Auch, wenn viele dies glauben, aber „die“ jüdischen Namen gibt es nicht, liebe Gisela.

„Jüdinnen und Juden trugen und tragen eine Vielzahl an Familiennamen, die sich meist nicht von den Namen von Nichtjuden unterscheiden“, sagt Dr. Johannes Czakai von der Hebräischen Universität Jerusalem. „Zu den häufigsten Familiennamen von deutschen Juden um 1900 zählten zum Beispiel Meyer und Wolf. Dennoch gibt es Namen, die häufiger in jüdischen Familien vorkommen. Die angesprochenen ‚wohlklingenden‘ Namen etwa kommen tatsächlich etwas häufiger vor, aber lassen sich meist nicht auf jüdische Familien begrenzen. Der berühmte Otto Lilienthal etwa hatte absolut keine Verbindung zum Judentum. Dass manche Namen eventuell teuer erkauft wurden, ist ein Gerücht aus dem 19. Jahrhundert, das aber auf keinerlei Fakten basiert.

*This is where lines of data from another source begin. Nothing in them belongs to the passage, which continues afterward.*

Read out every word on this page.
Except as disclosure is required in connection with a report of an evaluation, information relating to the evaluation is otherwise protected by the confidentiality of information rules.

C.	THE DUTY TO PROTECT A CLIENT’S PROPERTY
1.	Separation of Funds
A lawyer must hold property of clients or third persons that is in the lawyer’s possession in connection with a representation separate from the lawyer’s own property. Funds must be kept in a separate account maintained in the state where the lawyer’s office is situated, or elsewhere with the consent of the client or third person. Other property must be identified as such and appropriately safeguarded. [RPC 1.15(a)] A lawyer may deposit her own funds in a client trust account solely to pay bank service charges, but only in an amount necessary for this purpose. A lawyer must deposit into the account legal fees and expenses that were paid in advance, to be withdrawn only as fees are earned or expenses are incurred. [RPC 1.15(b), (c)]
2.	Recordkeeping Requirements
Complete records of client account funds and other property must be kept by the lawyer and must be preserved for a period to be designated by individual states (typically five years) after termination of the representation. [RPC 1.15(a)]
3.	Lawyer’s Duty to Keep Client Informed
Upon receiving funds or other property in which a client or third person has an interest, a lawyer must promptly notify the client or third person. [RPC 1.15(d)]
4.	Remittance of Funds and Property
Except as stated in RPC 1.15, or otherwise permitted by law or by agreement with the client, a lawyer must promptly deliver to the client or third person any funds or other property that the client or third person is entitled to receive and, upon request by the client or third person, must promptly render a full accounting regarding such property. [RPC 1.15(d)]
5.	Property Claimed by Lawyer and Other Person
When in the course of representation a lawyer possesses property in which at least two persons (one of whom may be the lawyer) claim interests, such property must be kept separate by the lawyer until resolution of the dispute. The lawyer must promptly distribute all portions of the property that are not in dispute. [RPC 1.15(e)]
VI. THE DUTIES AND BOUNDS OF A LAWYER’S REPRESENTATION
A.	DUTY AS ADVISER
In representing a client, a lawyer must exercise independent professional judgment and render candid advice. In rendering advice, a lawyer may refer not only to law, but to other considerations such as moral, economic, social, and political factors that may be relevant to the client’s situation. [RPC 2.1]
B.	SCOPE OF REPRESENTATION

Die neuere Forschung hat keine Anhaltspunkte für Bestechung gefunden, kann aber auch nicht 100-prozentig ausschließen, dass es so etwas in irgendwelchen Einzelfällen gegeben haben kann – dann aber vermutlich nicht im heutigen deutschen Sprachraum. Der Name Niedergesäß hat keinerlei jüdischen Ursprung, sondern ist ein alter christlicher Familienname.“

Der Grund dafür, dass man vor allem „wohlklingende“ Namen mit jüdischen Familien assoziiert, liegt in der Geschichte. In seiner Doktorarbeit mit dem Titel „Nochems neue Namen“ hat sich Czakai mit den jüdischen Namen in der früheren österreichischen Provinz Galizien beschäftigt. Heute gehört das Gebiet zum Staatsbereich von Polen und der Ukraine. „Die Vergabe neuer Namen an Jüdinnen und Juden war allem voran ein administrativer Akt“, sagt Johannes Czakai. Um das Jahr 1800 führten viele europäische Staaten moderne Verwaltungen und Staatsbürgerrechte für Juden ein. Zu diesem Zweck sollten die Bürger registriert werden. In der jüdischen Bevölkerung waren damals aber meist noch keine festen Familiennamen gebräuchlich. Es gab Vor- und variable Beinamen, oft auch Spitznamen. Für die Bürokratie stellte das natürlich ein großes Problem dar. Und so wurden Juden aufgefordert, einen festen und unveränderlichen Vor- und Familiennamen zu registrieren.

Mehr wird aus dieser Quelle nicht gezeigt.